Présentation
Puisieux-et-Clanlieu est un village de l’ancienne Thiérache, situé dans une plaine élevée, à 35 kilomètres au nord de Laon et à 13 kilomètres à l’ouest de Vervins. Né de la fusion de deux communes en 1819, le village porte la mémoire de trois histoires distinctes : une seigneurie attestée depuis le XIIe siècle, une commanderie des Templiers puis des Hospitaliers de Malte, et une ferme monastique dépendant de l’abbaye Saint-Martin de Laon. Son patron est saint Martin.
Étymologie
Puisieux dérive du latin Puteoli (attesté en 968), qui désigne un lieu où l’on trouve de petits puits. L’évolution passe par Pusoli, Puisiex, Puisous avant d’aboutir à la forme actuelle.

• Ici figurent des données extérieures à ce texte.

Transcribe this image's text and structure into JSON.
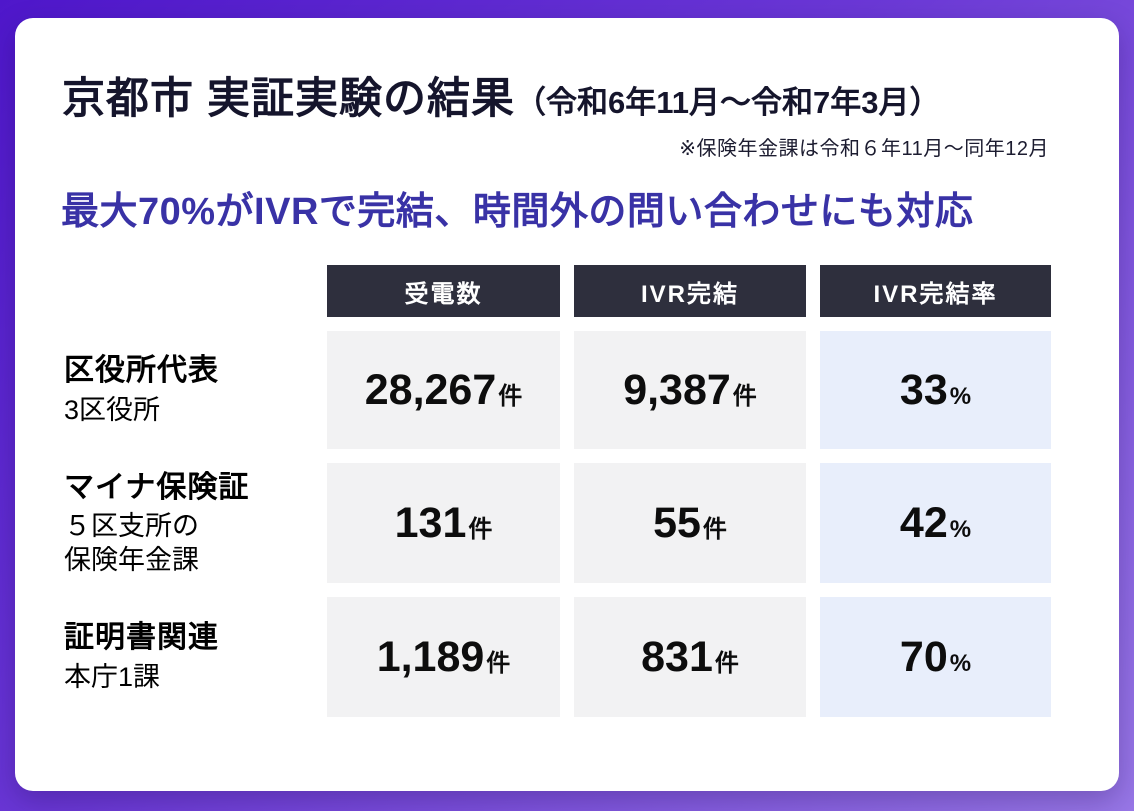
{
  "slide": {
    "title": "京都市 実証実験の結果",
    "title_period": "（令和6年11月〜令和7年3月）",
    "note": "※保険年金課は令和６年11月〜同年12月",
    "headline": "最大70%がIVRで完結、時間外の問い合わせにも対応"
  },
  "table": {
    "columns": [
      "受電数",
      "IVR完結",
      "IVR完結率"
    ],
    "rows": [
      {
        "label": "区役所代表",
        "sublabel": "3区役所",
        "calls": "28,267",
        "calls_unit": "件",
        "ivr_done": "9,387",
        "ivr_done_unit": "件",
        "rate": "33",
        "rate_unit": "%"
      },
      {
        "label": "マイナ保険証",
        "sublabel": "５区支所の\n保険年金課",
        "calls": "131",
        "calls_unit": "件",
        "ivr_done": "55",
        "ivr_done_unit": "件",
        "rate": "42",
        "rate_unit": "%"
      },
      {
        "label": "証明書関連",
        "sublabel": "本庁1課",
        "calls": "1,189",
        "calls_unit": "件",
        "ivr_done": "831",
        "ivr_done_unit": "件",
        "rate": "70",
        "rate_unit": "%"
      }
    ]
  },
  "colors": {
    "background_gradient_start": "#4f17cb",
    "background_gradient_end": "#9877e7",
    "card_background": "#ffffff",
    "header_background": "#2e2f3d",
    "header_text": "#ffffff",
    "cell_gray": "#f2f2f3",
    "cell_blue": "#e8eefb",
    "title_text": "#15152c",
    "headline_text": "#3932a6",
    "value_text": "#0d0d0d"
  },
  "chart_data": {
    "type": "table",
    "title": "京都市 実証実験の結果（令和6年11月〜令和7年3月）",
    "note": "※保険年金課は令和６年11月〜同年12月",
    "headline": "最大70%がIVRで完結、時間外の問い合わせにも対応",
    "columns": [
      "受電数",
      "IVR完結",
      "IVR完結率"
    ],
    "rows": [
      {
        "category": "区役所代表（3区役所）",
        "calls_received": 28267,
        "ivr_completed": 9387,
        "ivr_completion_rate_percent": 33
      },
      {
        "category": "マイナ保険証（５区支所の保険年金課）",
        "calls_received": 131,
        "ivr_completed": 55,
        "ivr_completion_rate_percent": 42
      },
      {
        "category": "証明書関連（本庁1課）",
        "calls_received": 1189,
        "ivr_completed": 831,
        "ivr_completion_rate_percent": 70
      }
    ]
  }
}
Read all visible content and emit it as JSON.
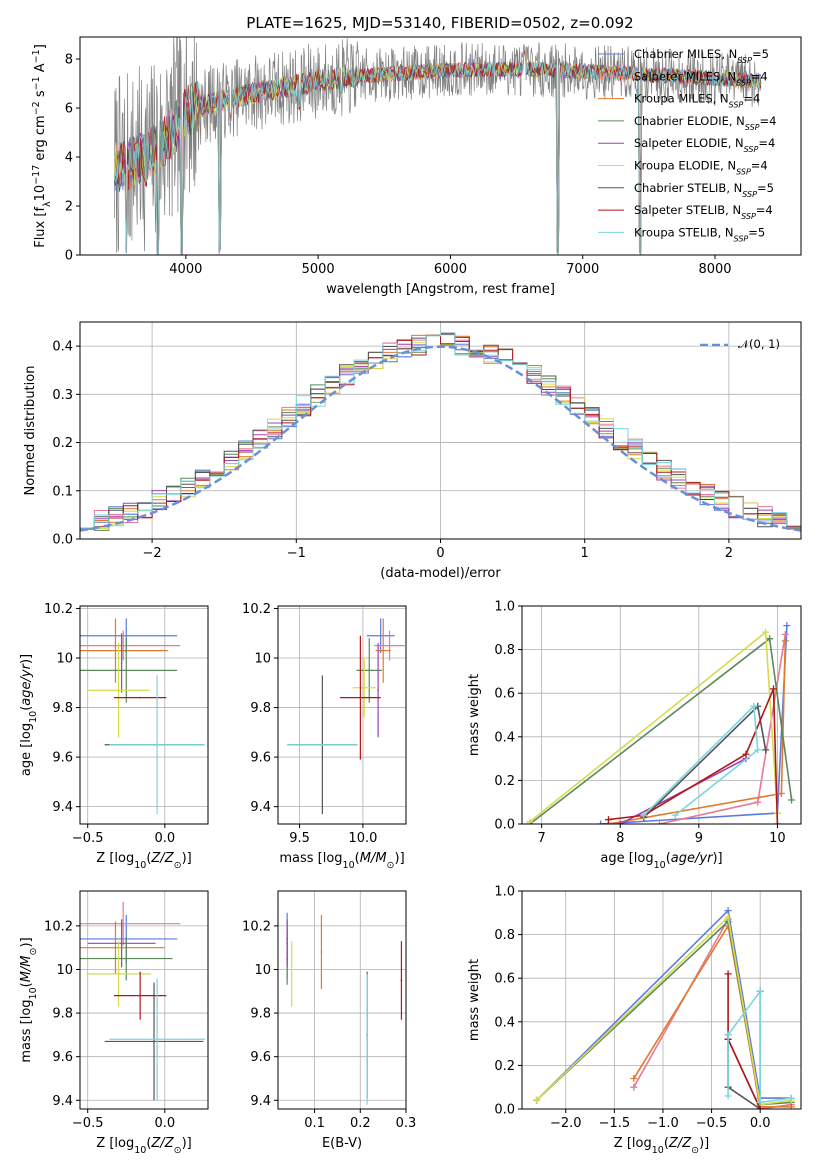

Clanlieu apparaît en 1160 sous la forme Clainliu. Morlet propose avec prudence un clinus locus (« lieu incliné ») ou un rapport avec le mot clain (lieu de plainte en justice), mais reconnaît qu’aucun texte historique ne permet de trancher.
Géographie
Le village occupe une plaine élevée dans un paysage de cultures et de bois. En 1760, on comptait 160 feux. Les dépendances mentionnées par Melleville sont la ferme de Clanlieu et l’écart de la Bretagne. Un bois de Puisieux, qui entourait jadis le hameau de la commanderie, couvrait 5 muids et 6 jallois en 1357.
Histoire
Les seigneurs de Puisieux — de Hugues (1111) aux Fay d’Athies
Puisieux est mentionné dès 968 dans une charte. Le premier seigneur connu est Hugues de Puisieux (1111). Son successeur Gérard, qualifié d’equites dans une charte de 1182, fonde le village voisin de Colonfay en 1155. En 1187, Adelaïde, dame de Puisieux, fonde une chapelle dans le village.
La lignée des Jean de Puisieux dits Bedous (Jean Ier, II, III) se prolonge du XIIIe au début du XIVe siècle. Adam de Puisieux, qui avait quitté le parti du roi de Navarre pour celui du Dauphin, fut arrêté, accusé de trahison et enfermé au Châtelet, avant d’obtenir des lettres de rémission en 1356. Melleville signale par ailleurs que Pierre de Puisieux, l’un des chefs populaires avec Robert Le Cocq, décapité en 1358 après la défaite de son parti, « paraît avoir été originaire de ce village ».
Vers 1400, Adam de Blois, seigneur du Clos, de Crécy, Puisieux, Colonfay, Maillecourt et Nouvion-l’Abbesse, transmet le domaine à sa fille Blanche, qui le porte en mariage à Charles de Fay d’Athies (1417). Dès lors, les Fay d’Athies règnent sur Puisieux pendant près de quatre siècles, jusqu’à la Révolution. Le blason communal actuel — d’argent semé de fleurs de lis de sable — perpétue la mémoire de cette lignée.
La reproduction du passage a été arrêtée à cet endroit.